Thank you for your insightful comment. 
Does the name of your employer start with "R" by any chance ?


----------



## musicchambernet (Jul 9, 2013)

Yes, you can use public transport for your travel and many people use it in Dubai. In the meantime you can also prepare yourself to get a car, if you feel uncomfortable in public transport.


----------



## FlexRay (Feb 12, 2013)

Everybodies needs are different but for me you need a car in Dubai

Although if you are not a confident driver Dubai would be a hard place to get used to esspecially SZR.

On the plus side Taxi's are cheap

Craig


----------



## Tropicana (Apr 29, 2010)

Taxis are not cheap for most office employees, unless they live within 5-6 km of their workplace

I took a taxi from near the Bin Batuta Mall to pick up my car from a garage in Qusais*, the fare was 120 Dhs. 

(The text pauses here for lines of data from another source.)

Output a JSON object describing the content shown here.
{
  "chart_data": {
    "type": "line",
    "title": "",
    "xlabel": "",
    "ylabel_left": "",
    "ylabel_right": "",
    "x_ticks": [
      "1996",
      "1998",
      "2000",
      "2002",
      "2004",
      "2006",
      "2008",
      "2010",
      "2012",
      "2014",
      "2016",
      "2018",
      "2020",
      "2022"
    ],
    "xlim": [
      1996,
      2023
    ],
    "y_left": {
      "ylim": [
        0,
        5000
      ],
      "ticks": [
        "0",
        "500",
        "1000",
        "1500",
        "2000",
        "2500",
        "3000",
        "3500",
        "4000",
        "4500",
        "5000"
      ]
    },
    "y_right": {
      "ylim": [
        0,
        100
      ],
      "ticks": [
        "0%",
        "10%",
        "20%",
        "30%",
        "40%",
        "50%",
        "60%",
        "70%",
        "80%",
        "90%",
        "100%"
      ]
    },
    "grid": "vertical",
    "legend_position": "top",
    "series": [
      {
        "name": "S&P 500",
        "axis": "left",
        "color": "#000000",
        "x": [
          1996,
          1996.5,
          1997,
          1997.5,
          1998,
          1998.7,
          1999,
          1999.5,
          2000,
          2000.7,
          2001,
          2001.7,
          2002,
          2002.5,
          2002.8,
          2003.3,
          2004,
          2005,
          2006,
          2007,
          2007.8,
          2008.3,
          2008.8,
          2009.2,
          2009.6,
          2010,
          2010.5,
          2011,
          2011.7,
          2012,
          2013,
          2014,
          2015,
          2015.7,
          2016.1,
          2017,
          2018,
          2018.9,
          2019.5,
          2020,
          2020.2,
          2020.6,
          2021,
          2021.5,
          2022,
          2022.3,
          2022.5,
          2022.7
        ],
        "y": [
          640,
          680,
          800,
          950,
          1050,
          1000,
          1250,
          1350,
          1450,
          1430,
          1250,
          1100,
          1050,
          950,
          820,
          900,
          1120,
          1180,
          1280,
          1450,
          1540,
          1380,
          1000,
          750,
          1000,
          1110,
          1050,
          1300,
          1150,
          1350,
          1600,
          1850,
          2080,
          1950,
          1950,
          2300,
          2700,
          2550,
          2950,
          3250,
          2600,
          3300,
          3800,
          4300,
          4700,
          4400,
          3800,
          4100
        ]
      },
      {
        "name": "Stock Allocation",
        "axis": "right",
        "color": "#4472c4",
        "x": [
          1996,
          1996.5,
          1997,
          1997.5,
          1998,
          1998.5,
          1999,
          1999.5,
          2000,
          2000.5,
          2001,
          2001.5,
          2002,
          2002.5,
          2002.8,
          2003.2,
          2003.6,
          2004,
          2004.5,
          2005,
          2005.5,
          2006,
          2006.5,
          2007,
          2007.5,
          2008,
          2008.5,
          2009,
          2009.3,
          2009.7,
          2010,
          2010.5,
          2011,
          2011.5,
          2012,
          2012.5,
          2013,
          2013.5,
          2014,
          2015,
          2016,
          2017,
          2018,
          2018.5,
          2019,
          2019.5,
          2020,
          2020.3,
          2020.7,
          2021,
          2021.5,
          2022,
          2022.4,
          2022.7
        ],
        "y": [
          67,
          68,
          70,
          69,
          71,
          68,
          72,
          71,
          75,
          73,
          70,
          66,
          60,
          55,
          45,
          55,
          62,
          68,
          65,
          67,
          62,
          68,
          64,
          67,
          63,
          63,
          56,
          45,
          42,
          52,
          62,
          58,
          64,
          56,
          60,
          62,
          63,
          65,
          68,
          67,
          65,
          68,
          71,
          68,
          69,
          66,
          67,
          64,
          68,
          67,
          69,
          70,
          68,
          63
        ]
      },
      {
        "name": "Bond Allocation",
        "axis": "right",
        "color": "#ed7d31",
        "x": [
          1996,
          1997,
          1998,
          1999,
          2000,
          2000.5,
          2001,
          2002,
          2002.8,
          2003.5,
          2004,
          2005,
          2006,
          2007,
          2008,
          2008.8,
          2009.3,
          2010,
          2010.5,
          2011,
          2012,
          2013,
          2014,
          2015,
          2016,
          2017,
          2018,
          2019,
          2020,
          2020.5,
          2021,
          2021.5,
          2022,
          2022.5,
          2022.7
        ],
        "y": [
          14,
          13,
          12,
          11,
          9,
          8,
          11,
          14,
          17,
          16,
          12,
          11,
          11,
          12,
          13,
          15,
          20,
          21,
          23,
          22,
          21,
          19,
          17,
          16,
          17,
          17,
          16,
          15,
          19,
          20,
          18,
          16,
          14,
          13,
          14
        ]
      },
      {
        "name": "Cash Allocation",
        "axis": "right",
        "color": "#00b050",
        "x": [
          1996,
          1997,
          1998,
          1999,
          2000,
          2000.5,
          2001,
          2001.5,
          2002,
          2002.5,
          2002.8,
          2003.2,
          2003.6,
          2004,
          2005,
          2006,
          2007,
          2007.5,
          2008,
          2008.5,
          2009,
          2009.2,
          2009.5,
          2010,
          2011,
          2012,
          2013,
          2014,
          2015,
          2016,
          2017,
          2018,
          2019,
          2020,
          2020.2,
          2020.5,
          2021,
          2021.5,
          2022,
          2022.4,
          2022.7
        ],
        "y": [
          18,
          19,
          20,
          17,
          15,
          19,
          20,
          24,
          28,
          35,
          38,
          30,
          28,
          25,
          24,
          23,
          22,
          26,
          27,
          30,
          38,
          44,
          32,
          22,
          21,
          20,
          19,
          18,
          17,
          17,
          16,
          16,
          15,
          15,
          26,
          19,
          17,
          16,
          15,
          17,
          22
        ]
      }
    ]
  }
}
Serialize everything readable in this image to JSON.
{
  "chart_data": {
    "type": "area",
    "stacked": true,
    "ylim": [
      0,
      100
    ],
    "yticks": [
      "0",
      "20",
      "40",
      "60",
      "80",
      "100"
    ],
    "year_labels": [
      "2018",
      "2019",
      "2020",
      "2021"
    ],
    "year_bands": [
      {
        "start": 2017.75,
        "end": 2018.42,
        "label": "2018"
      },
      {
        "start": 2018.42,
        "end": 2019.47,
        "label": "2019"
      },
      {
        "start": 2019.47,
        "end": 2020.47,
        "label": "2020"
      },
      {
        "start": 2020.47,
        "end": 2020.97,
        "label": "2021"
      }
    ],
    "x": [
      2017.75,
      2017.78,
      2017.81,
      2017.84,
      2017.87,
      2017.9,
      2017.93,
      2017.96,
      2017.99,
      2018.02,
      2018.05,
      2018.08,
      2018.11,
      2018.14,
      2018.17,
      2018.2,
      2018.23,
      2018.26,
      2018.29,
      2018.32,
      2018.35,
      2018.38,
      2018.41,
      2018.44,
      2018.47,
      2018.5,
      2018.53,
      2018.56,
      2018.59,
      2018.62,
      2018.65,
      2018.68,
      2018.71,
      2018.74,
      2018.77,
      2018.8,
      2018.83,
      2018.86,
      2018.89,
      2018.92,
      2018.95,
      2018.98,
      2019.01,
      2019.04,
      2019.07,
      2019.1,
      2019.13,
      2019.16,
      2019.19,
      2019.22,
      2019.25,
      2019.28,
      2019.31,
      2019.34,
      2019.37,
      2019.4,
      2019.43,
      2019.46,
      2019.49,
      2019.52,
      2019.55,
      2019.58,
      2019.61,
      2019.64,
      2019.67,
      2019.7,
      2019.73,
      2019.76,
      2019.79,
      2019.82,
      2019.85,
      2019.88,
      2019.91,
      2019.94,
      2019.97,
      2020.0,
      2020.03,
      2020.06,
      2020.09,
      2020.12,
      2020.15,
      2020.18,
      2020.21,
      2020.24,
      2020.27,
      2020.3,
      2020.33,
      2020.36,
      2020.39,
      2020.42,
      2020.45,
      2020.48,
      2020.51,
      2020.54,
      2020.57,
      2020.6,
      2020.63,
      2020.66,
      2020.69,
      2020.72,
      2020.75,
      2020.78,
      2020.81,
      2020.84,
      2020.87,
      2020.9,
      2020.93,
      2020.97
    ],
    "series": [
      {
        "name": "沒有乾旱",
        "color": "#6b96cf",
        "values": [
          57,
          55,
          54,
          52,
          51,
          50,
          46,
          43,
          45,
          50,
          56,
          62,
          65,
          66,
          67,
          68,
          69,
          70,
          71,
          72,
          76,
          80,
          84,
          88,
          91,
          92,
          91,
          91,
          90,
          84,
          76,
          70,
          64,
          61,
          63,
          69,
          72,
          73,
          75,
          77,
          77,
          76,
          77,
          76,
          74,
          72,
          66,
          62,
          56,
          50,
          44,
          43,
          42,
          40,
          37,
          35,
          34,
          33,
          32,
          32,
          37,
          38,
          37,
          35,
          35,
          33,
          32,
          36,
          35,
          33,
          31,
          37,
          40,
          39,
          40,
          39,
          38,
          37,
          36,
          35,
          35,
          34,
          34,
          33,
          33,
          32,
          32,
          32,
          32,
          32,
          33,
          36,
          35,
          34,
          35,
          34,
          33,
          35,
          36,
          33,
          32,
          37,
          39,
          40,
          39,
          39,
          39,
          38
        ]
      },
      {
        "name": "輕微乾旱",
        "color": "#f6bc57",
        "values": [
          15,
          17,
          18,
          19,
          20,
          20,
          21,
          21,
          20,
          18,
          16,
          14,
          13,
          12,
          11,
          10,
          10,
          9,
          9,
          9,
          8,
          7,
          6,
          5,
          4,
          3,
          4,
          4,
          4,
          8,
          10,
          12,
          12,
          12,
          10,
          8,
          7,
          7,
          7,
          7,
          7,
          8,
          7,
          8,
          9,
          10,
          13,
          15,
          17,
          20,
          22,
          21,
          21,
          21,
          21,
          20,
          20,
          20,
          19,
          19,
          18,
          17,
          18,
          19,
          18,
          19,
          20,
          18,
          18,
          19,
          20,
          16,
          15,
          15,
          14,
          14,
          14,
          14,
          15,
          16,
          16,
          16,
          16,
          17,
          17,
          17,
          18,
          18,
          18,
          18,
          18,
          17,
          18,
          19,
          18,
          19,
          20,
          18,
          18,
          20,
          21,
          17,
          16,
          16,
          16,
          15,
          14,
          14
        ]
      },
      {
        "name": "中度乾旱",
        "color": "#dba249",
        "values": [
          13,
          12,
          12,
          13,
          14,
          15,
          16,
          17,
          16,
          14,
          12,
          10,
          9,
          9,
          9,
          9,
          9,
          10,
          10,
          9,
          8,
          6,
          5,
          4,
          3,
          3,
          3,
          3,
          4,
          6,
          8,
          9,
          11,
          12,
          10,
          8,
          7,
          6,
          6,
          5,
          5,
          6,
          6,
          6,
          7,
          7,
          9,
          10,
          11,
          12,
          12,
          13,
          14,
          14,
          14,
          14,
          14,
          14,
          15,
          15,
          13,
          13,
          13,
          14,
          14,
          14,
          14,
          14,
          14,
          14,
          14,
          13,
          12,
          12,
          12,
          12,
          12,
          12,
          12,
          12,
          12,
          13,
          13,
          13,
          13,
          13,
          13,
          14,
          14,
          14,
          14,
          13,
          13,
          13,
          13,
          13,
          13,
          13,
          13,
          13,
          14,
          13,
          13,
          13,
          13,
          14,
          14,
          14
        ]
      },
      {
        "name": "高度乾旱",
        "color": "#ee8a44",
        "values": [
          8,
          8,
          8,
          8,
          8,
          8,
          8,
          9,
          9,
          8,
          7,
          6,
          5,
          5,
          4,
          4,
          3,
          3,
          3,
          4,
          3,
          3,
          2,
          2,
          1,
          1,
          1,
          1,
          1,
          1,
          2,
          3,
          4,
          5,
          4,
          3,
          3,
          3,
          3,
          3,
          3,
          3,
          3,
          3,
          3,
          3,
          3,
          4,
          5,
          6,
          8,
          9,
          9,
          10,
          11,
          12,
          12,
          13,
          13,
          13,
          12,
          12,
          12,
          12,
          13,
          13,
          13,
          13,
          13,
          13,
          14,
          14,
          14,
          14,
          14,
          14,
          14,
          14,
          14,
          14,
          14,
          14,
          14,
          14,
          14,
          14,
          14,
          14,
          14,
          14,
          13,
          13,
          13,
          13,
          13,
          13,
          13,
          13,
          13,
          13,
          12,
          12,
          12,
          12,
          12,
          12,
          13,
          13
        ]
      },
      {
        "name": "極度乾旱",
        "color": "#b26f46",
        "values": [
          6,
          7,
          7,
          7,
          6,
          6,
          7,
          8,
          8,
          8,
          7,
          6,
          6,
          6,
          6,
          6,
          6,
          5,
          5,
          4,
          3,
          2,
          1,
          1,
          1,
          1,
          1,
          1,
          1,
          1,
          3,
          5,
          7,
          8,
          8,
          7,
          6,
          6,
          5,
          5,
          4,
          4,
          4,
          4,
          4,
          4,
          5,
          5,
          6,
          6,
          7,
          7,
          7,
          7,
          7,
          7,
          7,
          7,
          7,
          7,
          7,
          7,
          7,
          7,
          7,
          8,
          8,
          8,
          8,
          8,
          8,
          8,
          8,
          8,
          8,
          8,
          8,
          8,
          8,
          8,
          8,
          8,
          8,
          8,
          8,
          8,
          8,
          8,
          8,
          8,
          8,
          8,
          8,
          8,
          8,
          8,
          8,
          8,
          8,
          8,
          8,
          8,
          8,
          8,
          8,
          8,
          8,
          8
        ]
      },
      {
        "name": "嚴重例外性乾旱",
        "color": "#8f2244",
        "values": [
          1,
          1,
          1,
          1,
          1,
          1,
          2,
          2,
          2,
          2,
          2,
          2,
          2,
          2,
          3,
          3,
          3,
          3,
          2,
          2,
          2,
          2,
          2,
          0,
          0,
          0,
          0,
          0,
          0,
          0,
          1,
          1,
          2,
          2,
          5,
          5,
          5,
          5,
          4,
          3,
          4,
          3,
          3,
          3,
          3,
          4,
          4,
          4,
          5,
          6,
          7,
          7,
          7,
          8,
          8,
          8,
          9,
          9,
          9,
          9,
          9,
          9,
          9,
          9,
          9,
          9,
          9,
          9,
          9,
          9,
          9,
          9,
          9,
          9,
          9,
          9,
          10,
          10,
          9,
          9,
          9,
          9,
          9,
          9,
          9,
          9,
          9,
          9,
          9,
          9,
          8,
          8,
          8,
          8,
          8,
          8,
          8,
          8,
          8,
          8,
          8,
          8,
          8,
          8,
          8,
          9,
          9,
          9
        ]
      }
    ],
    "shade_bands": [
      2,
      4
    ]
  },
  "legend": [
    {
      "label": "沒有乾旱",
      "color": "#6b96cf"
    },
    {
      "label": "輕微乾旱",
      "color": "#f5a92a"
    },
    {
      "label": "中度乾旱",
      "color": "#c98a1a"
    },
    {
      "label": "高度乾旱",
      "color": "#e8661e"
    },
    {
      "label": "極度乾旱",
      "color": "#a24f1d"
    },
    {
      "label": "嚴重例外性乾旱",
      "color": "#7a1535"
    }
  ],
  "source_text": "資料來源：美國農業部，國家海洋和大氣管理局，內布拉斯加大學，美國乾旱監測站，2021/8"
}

This is a route I guess many workers in Jebel Ali take and using a taxi for their commute would mean 6000 dhs in taxi fare every month. 

* traffic in Dubai is really bad in the evening, this route took me 2 hours !


----------



## looper (Apr 30, 2013)

also many areas of the city are not covered by taxis or public transport. Calling a cab and hoping for it to come within 30 minutes is not a decent option. For me a car is a necessity in Dubai!


----------



## Richard1983 (May 31, 2013)

I have recently moved from London myself, in London its fine with no car public transport is good and climate is ok for walking.

In Dubai yes taxis are cheap but readily available at peak times? NO every day I wait at least 30mins to get one, standing outside is not pleasant at this time of the year. Second issue shopping... I am really considering buying a wheel barrow, as it is a challenge.

The metro can get very busy and lots of sweaty people crushed together is not my idea of fun. On top of that unless you live within say 300 meters of the aircon'd station you will be so sweaty you will need a shower when you get to work.

Overall it’s what you are prepared to pay for convenience.

Got my licence transferred from a UK so a car will be on its way as soon as next payday comes.


----------



## noskich (Aug 24, 2013)

And by the way, seems like Dubai cannot really compete for resources on a global scale with Australia and say Singapore.
Head of PMO on a contract in a bank in Australia would get at the very least double the amount mentioned above. Even with taking taxes into account this is by far a better deal than Dubai.


----------



## mikeyhavoc (Sep 11, 2013)

Hi DHJB. Try and get some time in behind the wheel before you come so you at least feel some sense of comfort in the driving seat. Over here you'll be dealing with the additional challenge of driving in right hand lane compounded with driving behaviour that often defies the realm of common sense.


----------



## crt454 (Sep 3, 2012)

interesting, many people got good jobs but have bad grammar skills. Blame it on the hr people i guess.


----------



## Mr Rossi (May 16, 2009)

crt454 said:


> interesting, many people got good jobs but have bad grammar skills. Blame it on the hr people i guess.


*i*nteresting, many people *got* good jobs but *have* bad grammar skills. *** Blame it on the *hr* people i guess.

Capital "I" at the start of a sentence

Many people "have" good jobs, then no need for what would be a second "have"

* Missing an "I", you're blaming, not instructing the reader to assign blame.

HR is an abbreviation so should be capitalised.

Personally, septics and their lack of irony is a larger failing.


----------



## mehranR (Jul 27, 2013)

Mr Rossi said:


> interesting, many people got good jobs but have bad grammar skills. * Blame it on the hr people i guess.
> 
> Capital "I" at the start of a sentence
> 
> ...


Now that's funny.


----------



## crt454 (Sep 3, 2012)

I posted It with grammer errors intentionally,just to see which smart ass replies the quickest


----------



## Mr Rossi (May 16, 2009)

Of course you did, I knew that too. 

I was simply being Eric to your Ernie.


----------



## Felixtoo2 (Jan 16, 2009)

Did you mean grammar or were you being ironic lol?


----------



## fcjb1970 (Apr 30, 2010)

crt454 said:


> I posted It with grammer errors intentionally,just to see which smart ass replies the quickest


I guess that explains the errors in this sentence also.


----------